神经网络load_wine()#标签独热处理

import numpy as np,matplotlib.pyplot as plt,copy
import sklearn.datasets as dts
from sklearn.preprocessing import OneHotEncoder
#显示中文和负号
plt.rcParams['font.sans-serif']=['SimHei']
plt.rcParams['axes.unicode_minus']=False
def data_process():
    # 9、加载wine数据集load_wine()
    data=dts.load_wine()
    # 10、获取特征x
    x=data.data
    # 11、获取标签y
    y=data.target
    # 12、标准化特征缩放
    x_mean=np.mean(x,axis=0)
    x_std=np.std(x,axis=0,ddof=1)
    x=(x-x_mean)/x_std
    # 13、初始化，特征添加全为1的第一列
    m,n=x.shape
    x=np.c_[np.ones((m,1)),x]
    y=np.c_[y]
    # 14、标签独热处理(新增)
    one_hot=OneHotEncoder(categories='auto')#自动处理,不会从0-9编码
    y=one_hot.fit_transform(y).toarray()#先训练再应用,toarray转化成矩阵
    # 15、洗牌
    np.random.seed(5)
    order=np.random.permutation(m)
    x=x[order]
    y=y[order]
    # 16、划分训练集：测试集=0.9：0.1
    num=int(m*0.9)
    train_x,test_x=np.split(x,[num])
    train_y,test_y=np.split(y,[num])
    return train_x,train_y,test_x,test_y
# 1、要求神经网络模型结构有四层（包括输入层，中间层2层，输出层）
# 2、要求中间层神经元个数满足9,8的结构，完成wine三分类神经网络底层实现
# 3、定义sigmoid函数及其导数
def sigmoid(g,deriy=False):
    if deriy:
        return g*(1-g)
    else:
        return 1.0/(1+np.exp(-g))
# 4、正向传播
def fp(x,theta1,theta2,theta3):
    a1=x
    z2=a1.dot(theta1)
    a2=sigmoid(z2)

    z3=a2.dot(theta2)
    a3=sigmoid(z3)

    z4=a3.dot(theta3)
    a4=sigmoid(z4)
    h=a4
    return a2,a3,h

# 5、根据交叉熵，定义代价函数
def loss_func(h,y,lamda,theta1R,theta2,theta3):
    m=len(h)
    R=lamda/(2*m)*(np.sum(theta1R**2)+np.sum(theta2**2)+np.sum(theta3**2))
    J=-np.mean(y*np.log(h)+(1-y)*np.log(1-h))+R
    return J
# 6、进行反向传播return dt,s,
def bp(x,h,y,a2,a3,theta2,theta3,lamda,theta1R):
    s4=h-y
    s3=s4.dot(theta3.T)*sigmoid(a3,deriy=True)
    s2=s3.dot(theta2.T)*sigmoid(a2,deriy=True)

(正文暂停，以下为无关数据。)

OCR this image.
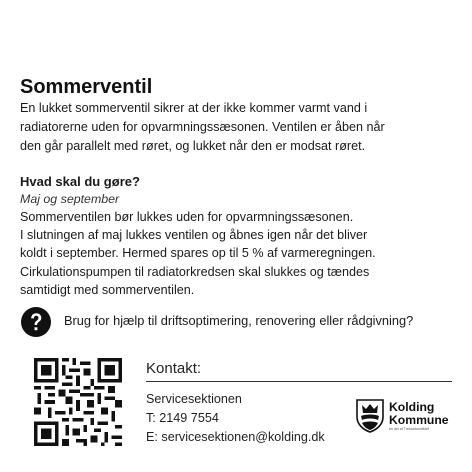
Sommerventil

En lukket sommerventil sikrer at der ikke kommer varmt vand i
radiatorerne uden for opvarmningssæsonen. Ventilen er åben når
den går parallelt med røret, og lukket når den er modsat røret.

Hvad skal du gøre?

Maj og september

Sommerventilen bør lukkes uden for opvarmningssæsonen.
I slutningen af maj lukkes ventilen og åbnes igen når det bliver
koldt i september. Hermed spares op til 5 % af varmeregningen.
Cirkulationspumpen til radiatorkredsen skal slukkes og tændes
samtidigt med sommerventilen.

Brug for hjælp til driftsoptimering, renovering eller rådgivning?
Kontakt:
Servicesektionen
T: 2149 7554
E: servicesektionen@kolding.dk
Kolding
Kommune
en del af Trekantområdet
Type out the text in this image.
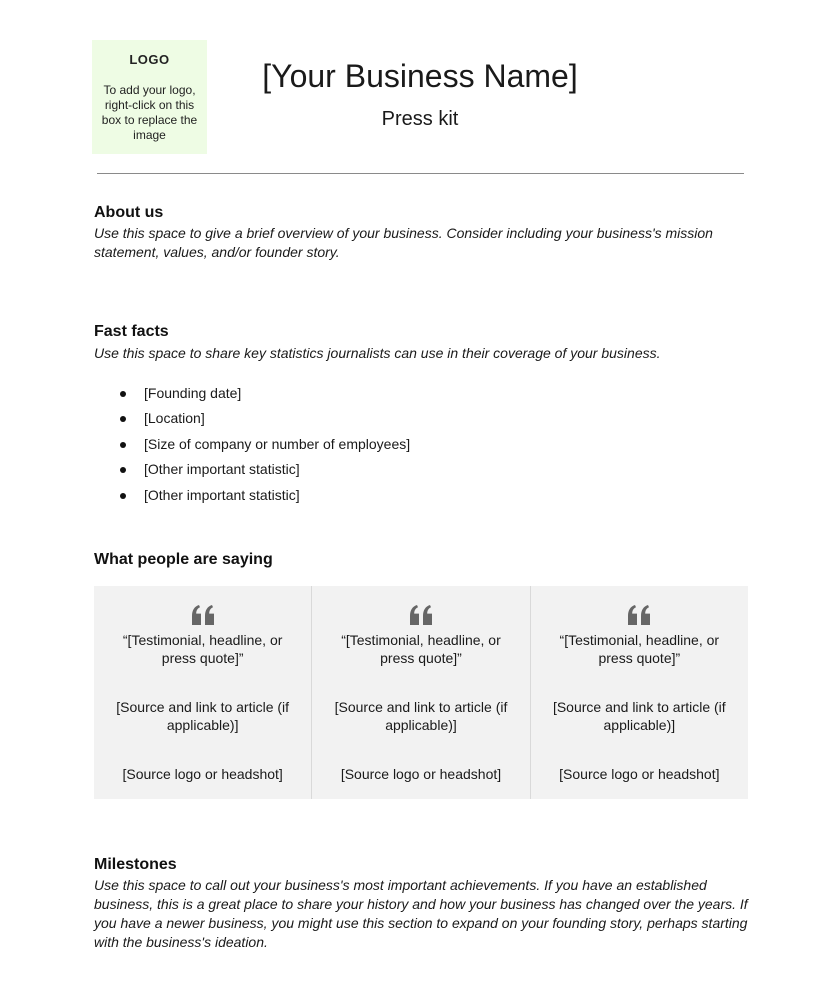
LOGO
To add your logo, right-click on this box to replace the image
[Your Business Name]
Press kit
About us
Use this space to give a brief overview of your business. Consider including your business's mission statement, values, and/or founder story.
Fast facts
Use this space to share key statistics journalists can use in their coverage of your business.
[Founding date]
[Location]
[Size of company or number of employees]
[Other important statistic]
[Other important statistic]
What people are saying
“[Testimonial, headline, or press quote]”
[Source and link to article (if applicable)]
[Source logo or headshot]
“[Testimonial, headline, or press quote]”
[Source and link to article (if applicable)]
[Source logo or headshot]
“[Testimonial, headline, or press quote]”
[Source and link to article (if applicable)]
[Source logo or headshot]
Milestones
Use this space to call out your business's most important achievements. If you have an established business, this is a great place to share your history and how your business has changed over the years. If you have a newer business, you might use this section to expand on your founding story, perhaps starting with the business's ideation.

    dt3=a3.T.dot(s4)+lamda*theta3
    dt2=a2.T.dot(s3)+lamda*theta2
    dt1=x.T.dot(s2)+lamda*theta1R
    return dt3,dt2,dt1
# 7、进行梯度下降
def train_model(x,y,alpha=0.7,iters=100,lamda=0.1):
    xm,xn=x.shape
    ym,yn=y.shape
    loss_list=[]
    theta1=np.random.randn(xn,9)
    theta2=np.random.randn(9,8)
    theta3=np.random.randn(8,yn)
    for i in range(iters):
        a2, a3, h=fp(x,theta1,theta2,theta3)
        theta1R = copy.copy(theta1)
        theta1R[0]=0
        loss=loss_func(h,y,lamda,theta1R,theta2,theta3)
        loss_list.append(loss)
        dt3, dt2, dt1=bp(x,h,y,a2,a3,theta2,theta3,lamda,theta1R)
        theta1=theta1-alpha*(1.0/xm)*dt1
        theta2 = theta2 - alpha * (1.0 / xm) * dt2
        theta3 = theta3 - alpha * (1.0 / xm) * dt3
    return loss_list,theta1,theta2,theta3
# 8、定义精度函数，返回分类准确率
def acc_func(h,y):
    y_label=np.argmax(y,axis=1)
    h_label=np.argmax(h,axis=1)
    acc=np.mean(y_label==h_label)
    return acc
if __name__ == '__main__':
    # 17、训练数据，调整超参数
    train_x, train_y, test_x, test_y=data_process()
    loss_list, theta1, theta2, theta3=train_model(train_x,train_y)
    # 18、绘制代价函数图
    plt.plot(loss_list,c='m')
    plt.show()
    # 19、输出训练集精度
    a2, a3, train_h=fp(train_x,theta1,theta2,theta3)
    print('训练集精度:',acc_func(train_h,train_y))
    # 20、输出测试集精度
    a2, a3, test_h = fp(test_x, theta1, theta2, theta3)
    print('测试集精度:', acc_func(test_h, test_y))
    # 23、取前两列特征，进行可视化展示
    # 24、绘制样本真实分类情况
    plt.scatter(test_x[:,1],test_x[:,2],c=np.argmax(test_y,axis=1),marker='o')
    # 25、绘制预测分类情况，以星型*标注
    plt.scatter(test_x[:,1],test_x[:,2],c=np.argmax(test_h,axis=1),marker='*')
    plt.show()